Doctors Find Some Younger COVID-19 Patients Suffer Serious Strokes
STEVE INSKEEP, HOST:
A team of doctors says it has new and troubling observations about COVID-19 patients. The team from Mount Sinai Health System in New York is publishing a letter in The New England Journal of Medicine today. They say they found a small number of patients in their 30s and 40s suffering strokes. Dr. J Mocco is director of the hospital's Cerebrovascular Center, and he joins us from - it sounds like a lot of birds there outside New York City. Good morning.
J MOCCO: Good morning. How are you?
INSKEEP: I'm doing OK. You're certainly in a pleasant-sounding spot but disturbing news here. What is notable about people in their 30s and 40s suffering strokes while also suffering from COVID-19?

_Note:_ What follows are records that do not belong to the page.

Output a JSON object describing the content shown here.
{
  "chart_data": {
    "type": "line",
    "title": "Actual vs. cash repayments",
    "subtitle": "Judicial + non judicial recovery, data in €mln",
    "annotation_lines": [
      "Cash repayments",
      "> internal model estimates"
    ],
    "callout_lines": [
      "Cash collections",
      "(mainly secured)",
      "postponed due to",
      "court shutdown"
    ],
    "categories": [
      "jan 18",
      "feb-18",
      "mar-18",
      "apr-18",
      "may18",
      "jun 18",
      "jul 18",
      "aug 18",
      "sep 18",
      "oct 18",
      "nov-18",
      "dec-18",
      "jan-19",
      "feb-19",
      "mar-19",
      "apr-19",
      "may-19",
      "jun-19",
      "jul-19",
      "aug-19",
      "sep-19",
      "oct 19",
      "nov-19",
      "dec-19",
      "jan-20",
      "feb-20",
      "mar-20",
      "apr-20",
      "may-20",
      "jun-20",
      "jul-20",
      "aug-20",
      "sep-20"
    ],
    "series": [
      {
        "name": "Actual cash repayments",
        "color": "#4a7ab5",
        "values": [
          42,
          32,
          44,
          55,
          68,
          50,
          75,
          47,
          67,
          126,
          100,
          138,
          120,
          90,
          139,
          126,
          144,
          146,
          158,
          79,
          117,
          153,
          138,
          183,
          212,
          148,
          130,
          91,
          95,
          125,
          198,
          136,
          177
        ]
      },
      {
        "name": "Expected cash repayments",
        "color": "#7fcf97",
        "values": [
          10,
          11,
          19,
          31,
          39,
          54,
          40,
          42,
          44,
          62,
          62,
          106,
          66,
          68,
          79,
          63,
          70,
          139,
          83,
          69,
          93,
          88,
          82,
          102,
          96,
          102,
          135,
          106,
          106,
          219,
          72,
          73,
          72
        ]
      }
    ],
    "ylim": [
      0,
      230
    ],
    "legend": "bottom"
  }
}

MOCCO: This was a bit of an alarm for all of us. We saw a seven times increase in the number of patients in their 30s and 40s who were presenting with severe strokes. And those patients did not have many of the typical risk factors we worry about for stroke. And this immediately alerted us that it's likely the disease has a component that's causing clots and potentially putting people at increased stroke but also other diseases caused by clots - renal failure, heart attacks and other things.
INSKEEP: I guess we should explain you're talking about blood clots. That is a factor in a stroke. And it's unusual, isn't it, to have people that young suffering strokes in any numbers at all.
MOCCO: That's exactly correct. And in fact, during the peak of the surge of coronavirus across New York City, we saw a doubling of all of the strokes overall that we saw of severe strokes like this. And what we noticed was that over half of the patients were positive for COVID-19. And those patients behaved very different - looked very different than the normal stroke population. They looked younger, they were more likely to be men, things that made us realize that - appears very strongly there's an association between coronavirus and having these strokes and forming these blood clots.
INSKEEP: Have you seen enough such patients to be sure this isn't just a random occurrence?
MOCCO: We have. So our initial urging communication to The New England Journal, which has just come out, was more of an alert. It was only five patients that were very young. But it was such a stark contrast that it drew our attention. We've now analyzed all of the strokes seen over that period, and there's clearly a strong association identified.
INSKEEP: So what you think is happening is that something about having COVID-19 causes people who wouldn't otherwise have this problem to have a kind of thickening of the blood or clotting of the blood. That is - that's the process here, the virus goes directly to the blood clot?
MOCCO: That is exactly what it looks like. In fact, after noticing this trend, we started talking to our colleagues in pulmonology, the lungs or in the kidneys. And they started telling us they're also seeing blood clots form a lot. And it's really developed our understanding of the disease. And in fact, there was a paper just published recently last week in Lancet that showed how the virus can directly infect the lining of the blood vessels, the cells that protect the blood from clotting. And if that's the case, it's likely that those cells that are getting infected are being disturbed, being injured and that's causing blood clots.
INSKEEP: In a few seconds, are you telling me that we should not think of COVID-19 necessarily as a respiratory ailment but as something that could attack any part of the body?
MOCCO: Yes, 100%.
INSKEEP: Well, Dr. Mocco, thanks for the update. I really appreciate it.
MOCCO: No problem. I hope it was helpful.
INSKEEP: It certainly was. Dr. J Mocco is director of the Cerebrovascular Center at Mount Sinai in New York City and among the doctors reporting a series of strokes among patients in their 30s and 40s who were positive for COVID-19.